There is a wealth of data, strategy documents and rhetoric out there which make the case that participating in, or experiencing, arts practice, is good for one’s health and wellbeing. This ‘good’ is frequently expressed in psychological terms, in social terms and of course with the usual economic justifications somewhere, sotto voce, off-stage. It seems that there’s nothing that a good dose of arts workshop, performance, practice or building can’t fix – or at least ameliorate – these days.
But is there a risk that in promoting this all-encompassing goodness of the arts that we risk exaggerating and glorifying what effects they can achieve? Our ever-increasing instrumentalisation of the arts might be good for the arts economy but is it good for the arts? And actually is it all that good for us?
Lets face it, if we break a leg, we go to hospital, we don’t go to see the local choreographer and ask them to repair the bones and ligaments. If we need come root canal work done, chances are we’d rather have an injection of some rather powerful lignocaine in our gums rather than opt for the opportunity to sing away the pain.
Perhaps the best we can say is that the arts don’t actually do us any harm and that after a broken leg or that excruciating root canal work the best thing we can do is read some poetry or listen to some Beethoven whilst we keep taking the Neurofen.

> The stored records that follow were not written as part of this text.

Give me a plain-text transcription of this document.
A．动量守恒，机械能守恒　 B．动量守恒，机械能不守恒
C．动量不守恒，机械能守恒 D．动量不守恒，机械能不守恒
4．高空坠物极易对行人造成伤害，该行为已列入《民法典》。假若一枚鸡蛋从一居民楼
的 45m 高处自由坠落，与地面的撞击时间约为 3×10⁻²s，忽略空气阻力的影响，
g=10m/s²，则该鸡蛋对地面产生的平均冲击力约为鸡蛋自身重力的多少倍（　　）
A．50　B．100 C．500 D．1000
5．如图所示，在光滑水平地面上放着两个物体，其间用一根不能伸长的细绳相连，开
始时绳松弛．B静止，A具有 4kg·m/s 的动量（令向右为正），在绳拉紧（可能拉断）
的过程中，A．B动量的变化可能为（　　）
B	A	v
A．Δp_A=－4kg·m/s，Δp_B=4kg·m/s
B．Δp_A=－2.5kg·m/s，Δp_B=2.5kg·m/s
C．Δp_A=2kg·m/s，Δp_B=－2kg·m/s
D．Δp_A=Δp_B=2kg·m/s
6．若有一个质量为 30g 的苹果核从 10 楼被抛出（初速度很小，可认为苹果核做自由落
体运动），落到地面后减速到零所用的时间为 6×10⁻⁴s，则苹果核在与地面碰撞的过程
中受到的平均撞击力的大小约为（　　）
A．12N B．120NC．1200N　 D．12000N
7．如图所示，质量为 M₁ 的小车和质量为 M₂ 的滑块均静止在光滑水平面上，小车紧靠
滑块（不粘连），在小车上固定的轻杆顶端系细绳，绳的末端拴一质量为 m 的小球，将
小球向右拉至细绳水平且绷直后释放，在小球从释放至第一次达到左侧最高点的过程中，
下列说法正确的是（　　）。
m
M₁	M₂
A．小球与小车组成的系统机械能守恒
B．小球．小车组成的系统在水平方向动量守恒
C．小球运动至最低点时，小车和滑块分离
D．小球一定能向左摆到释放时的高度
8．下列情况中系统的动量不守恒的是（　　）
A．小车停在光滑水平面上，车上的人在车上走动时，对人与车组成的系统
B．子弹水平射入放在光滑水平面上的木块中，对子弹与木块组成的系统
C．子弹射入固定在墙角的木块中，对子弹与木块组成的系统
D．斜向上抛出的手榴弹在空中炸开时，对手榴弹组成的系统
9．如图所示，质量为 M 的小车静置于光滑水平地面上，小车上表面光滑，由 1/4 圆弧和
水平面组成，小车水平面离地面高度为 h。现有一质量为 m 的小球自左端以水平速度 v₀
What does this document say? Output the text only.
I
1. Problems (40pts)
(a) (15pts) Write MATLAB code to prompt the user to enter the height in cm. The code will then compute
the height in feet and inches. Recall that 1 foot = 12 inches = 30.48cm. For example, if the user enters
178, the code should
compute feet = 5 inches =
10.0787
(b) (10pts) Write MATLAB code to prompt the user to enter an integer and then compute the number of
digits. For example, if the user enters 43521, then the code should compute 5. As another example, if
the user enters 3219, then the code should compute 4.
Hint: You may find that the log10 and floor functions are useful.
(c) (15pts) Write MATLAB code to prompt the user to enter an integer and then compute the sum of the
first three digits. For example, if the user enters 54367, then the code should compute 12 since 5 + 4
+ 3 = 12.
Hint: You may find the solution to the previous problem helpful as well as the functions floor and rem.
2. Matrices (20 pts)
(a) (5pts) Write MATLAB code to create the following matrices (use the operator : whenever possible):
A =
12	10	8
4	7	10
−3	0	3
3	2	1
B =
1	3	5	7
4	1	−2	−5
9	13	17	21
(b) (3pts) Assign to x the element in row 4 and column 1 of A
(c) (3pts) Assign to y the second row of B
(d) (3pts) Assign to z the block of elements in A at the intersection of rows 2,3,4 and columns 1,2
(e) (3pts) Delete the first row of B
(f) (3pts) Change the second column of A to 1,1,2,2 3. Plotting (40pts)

But perhaps not. Perhaps there’s a possibility that drama work we so fond of might actually be damaging our mental health. Perhaps learning the guitar is tantamount to smoking 5 cigarettes a day. Perhaps the choir we joined is actually increasing infection rates of airborne diseases by factors which we can only wildly guess at the moment.
These are possibly quite preposterous suggestions and the evidence, strategies and rhetoric will flatten them in the matter of seconds. But perhaps not: there might well be a nasty surprise in the middle of all that goodness which will come out to bite us when we’re least expecting it.